A great deal of European (private) law is embodied in secondary European legislation, that is, in directives and regulations. A regulation ‘shall be binding in its entirety and directly applicable in all Member States’ (Art. 288(2) TFEU). So it has direct effect with respect to anyone to whom it is addressed, regardless of whether it is a public body or an individual. In the wording of the ECJ (Prosciutto di Parma, C-108/01, paragraphs 87–89):
‘a regulation (…) creates not only rights but also obligations for individuals, on which they may rely against other individuals before national courts. Nevertheless, the requirement of legal certainty means that Community rules must enable those concerned to know precisely the extent of the obligations which they impose on them’.
A directive, on the other hand,
‘shall be binding, as to the result to be achieved, upon each Member State to which it is addressed, but shall leave to the national authorities the choice of form and methods’ (Art. 288(3) TFEU).

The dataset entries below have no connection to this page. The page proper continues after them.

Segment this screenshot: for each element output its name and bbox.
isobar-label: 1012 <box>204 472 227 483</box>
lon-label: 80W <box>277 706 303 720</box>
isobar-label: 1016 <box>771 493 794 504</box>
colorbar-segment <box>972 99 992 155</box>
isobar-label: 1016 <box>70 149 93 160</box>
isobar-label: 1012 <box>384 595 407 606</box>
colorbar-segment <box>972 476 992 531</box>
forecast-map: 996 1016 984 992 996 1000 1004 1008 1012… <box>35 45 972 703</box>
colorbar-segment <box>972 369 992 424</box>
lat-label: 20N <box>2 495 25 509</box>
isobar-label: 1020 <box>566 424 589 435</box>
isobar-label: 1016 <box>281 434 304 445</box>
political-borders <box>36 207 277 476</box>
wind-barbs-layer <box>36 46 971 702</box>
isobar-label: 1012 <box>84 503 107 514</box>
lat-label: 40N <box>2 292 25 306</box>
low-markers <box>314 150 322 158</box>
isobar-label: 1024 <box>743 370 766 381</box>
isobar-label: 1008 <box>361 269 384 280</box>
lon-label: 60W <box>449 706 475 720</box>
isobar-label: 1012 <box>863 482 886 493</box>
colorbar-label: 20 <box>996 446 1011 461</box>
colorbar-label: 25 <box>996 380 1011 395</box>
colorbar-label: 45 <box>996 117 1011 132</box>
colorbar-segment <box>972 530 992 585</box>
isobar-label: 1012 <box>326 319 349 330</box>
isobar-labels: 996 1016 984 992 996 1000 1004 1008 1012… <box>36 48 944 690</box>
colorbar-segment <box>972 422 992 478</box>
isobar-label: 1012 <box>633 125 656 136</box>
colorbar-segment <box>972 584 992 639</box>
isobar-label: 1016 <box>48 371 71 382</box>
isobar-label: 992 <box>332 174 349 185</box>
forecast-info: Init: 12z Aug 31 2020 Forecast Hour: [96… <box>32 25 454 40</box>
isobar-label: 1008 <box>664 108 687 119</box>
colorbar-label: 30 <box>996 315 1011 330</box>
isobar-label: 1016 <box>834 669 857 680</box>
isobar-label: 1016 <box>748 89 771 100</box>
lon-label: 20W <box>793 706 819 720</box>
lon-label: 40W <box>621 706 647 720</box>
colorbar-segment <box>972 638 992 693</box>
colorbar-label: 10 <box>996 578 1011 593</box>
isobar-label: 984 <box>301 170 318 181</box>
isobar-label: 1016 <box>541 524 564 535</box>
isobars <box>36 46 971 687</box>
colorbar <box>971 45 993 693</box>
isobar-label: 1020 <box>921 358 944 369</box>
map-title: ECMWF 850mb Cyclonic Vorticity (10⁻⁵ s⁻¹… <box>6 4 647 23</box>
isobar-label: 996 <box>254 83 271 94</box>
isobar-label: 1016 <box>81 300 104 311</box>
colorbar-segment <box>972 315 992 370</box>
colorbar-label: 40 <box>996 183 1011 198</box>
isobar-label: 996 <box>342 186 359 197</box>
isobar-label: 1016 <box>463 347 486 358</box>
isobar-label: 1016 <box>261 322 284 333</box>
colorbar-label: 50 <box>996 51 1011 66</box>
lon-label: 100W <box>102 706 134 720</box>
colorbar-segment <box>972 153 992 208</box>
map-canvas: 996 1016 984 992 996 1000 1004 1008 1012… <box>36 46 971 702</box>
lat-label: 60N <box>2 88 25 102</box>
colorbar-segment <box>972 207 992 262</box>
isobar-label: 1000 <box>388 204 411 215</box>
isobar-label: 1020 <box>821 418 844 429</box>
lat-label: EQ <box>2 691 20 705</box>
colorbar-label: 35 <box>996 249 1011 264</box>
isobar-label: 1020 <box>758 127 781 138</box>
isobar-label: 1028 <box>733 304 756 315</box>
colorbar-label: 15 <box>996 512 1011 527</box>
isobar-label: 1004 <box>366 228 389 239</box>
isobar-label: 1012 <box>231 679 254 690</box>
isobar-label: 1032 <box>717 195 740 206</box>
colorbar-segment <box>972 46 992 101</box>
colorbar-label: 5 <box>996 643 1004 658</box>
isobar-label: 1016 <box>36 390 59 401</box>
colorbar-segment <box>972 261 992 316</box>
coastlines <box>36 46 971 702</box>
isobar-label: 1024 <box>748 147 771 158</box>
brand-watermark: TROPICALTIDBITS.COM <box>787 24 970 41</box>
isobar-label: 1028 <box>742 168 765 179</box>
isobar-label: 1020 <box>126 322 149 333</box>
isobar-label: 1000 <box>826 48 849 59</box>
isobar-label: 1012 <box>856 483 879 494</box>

Regulations will be discussed in the next chapter.
This chapter is devoted to directives in the area of general private law (excluding family law and the law of succession). I will deal in turn with the operation of directives in private law (section 2), with the general aspects of the directives that are relevant to private law (section 3) and with some interpretation issues (section 4). The substance of the directives referred to here is briefly summarised in Chapter 7 (no. 235 ff.).
I will not discuss the possible legal bases for directives in the TFEU. I have only one observation on the subject.
Practically all directives in the area of general private law are based on Article 95 EC (formerly Art. 100A EC, currently Art. 114 TFEU); some older directives (product liability, doorstep selling, commercial agency and consumer credit) are based on Article 94 EC (formerly Art. 100 EC, currently Art. 115 TFEU). These treaty provisions regulate the approximation of such laws, regulations or administrative provisions of the member states ‘as directly affect the establishment or functioning of the internal market’ (Art. 115 TFEU) or as ‘have as their object the establishment and functioning of the internal market’ (Art. 114 TFEU), respectively.